2.4. [appellant] betoogt dat de rechtbank hem ten onrechte heeft aangemerkt als werkgever in de zin van de Wav. Hiertoe voert hij - samengevat weergegeven - aan dat de vreemdelingen de buxusplanten van [appellant] hebben gesnoeid in ruil voor de stekken van de door hen gesnoeide planten.
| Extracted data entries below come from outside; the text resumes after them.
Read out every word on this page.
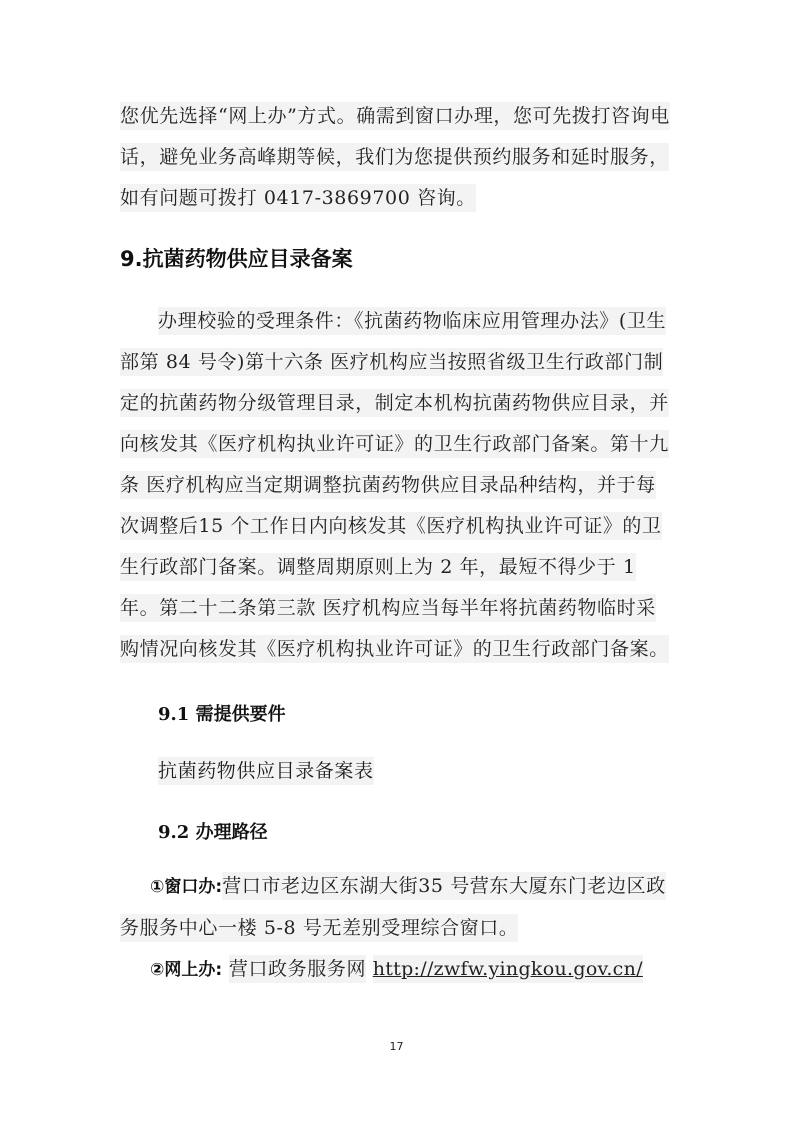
您优先选择“网上办”方式。确需到窗口办理，您可先拨打咨询电话，避免业务高峰期等候，我们为您提供预约服务和延时服务，如有问题可拨打 0417-3869700 咨询。

9.抗菌药物供应目录备案

办理校验的受理条件：《抗菌药物临床应用管理办法》(卫生部第 84 号令)第十六条 医疗机构应当按照省级卫生行政部门制定的抗菌药物分级管理目录，制定本机构抗菌药物供应目录，并向核发其《医疗机构执业许可证》的卫生行政部门备案。第十九条 医疗机构应当定期调整抗菌药物供应目录品种结构，并于每次调整后15 个工作日内向核发其《医疗机构执业许可证》的卫生行政部门备案。调整周期原则上为 2 年，最短不得少于 1 年。第二十二条第三款 医疗机构应当每半年将抗菌药物临时采购情况向核发其《医疗机构执业许可证》的卫生行政部门备案。

9.1 需提供要件

抗菌药物供应目录备案表

9.2 办理路径

①窗口办:营口市老边区东湖大街35 号营东大厦东门老边区政务服务中心一楼 5-8 号无差别受理综合窗口。

②网上办: 营口政务服务网 http://zwfw.yingkou.gov.cn/

17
Hij wijst hiervoor op een door hem overgelegde overeenkomst van 10 mei 2007 met [bedrijf], een Roemeens tuinbedrijf in oprichting waarvan [vreemdeling A] de directeur is.
2.4.1. Uit de geschiedenis van de totstandkoming van de artikelen 1 en 2 van de Wav (Kamerstukken II 1993/94, 23 574, nr. 3, blz. 13) volgt dat diegene die een vreemdeling feitelijk arbeid laat verrichten vergunningplichtig werkgever is en dat deze werkgever te allen tijde verantwoordelijk is voor en aanspreekbaar op het al dan niet aanwezig zijn van de benodigde tewerkstellingsvergunning. Of sprake is van een arbeidsovereenkomst of gezagsverhouding is daarbij niet relevant. Het feit dat in opdracht of ten dienste van een werkgever arbeid wordt verricht is voor het feitelijk werkgeverschap reeds voldoende (Kamerstukken II 1993/94, 23 574, nr. 5, blz. 2).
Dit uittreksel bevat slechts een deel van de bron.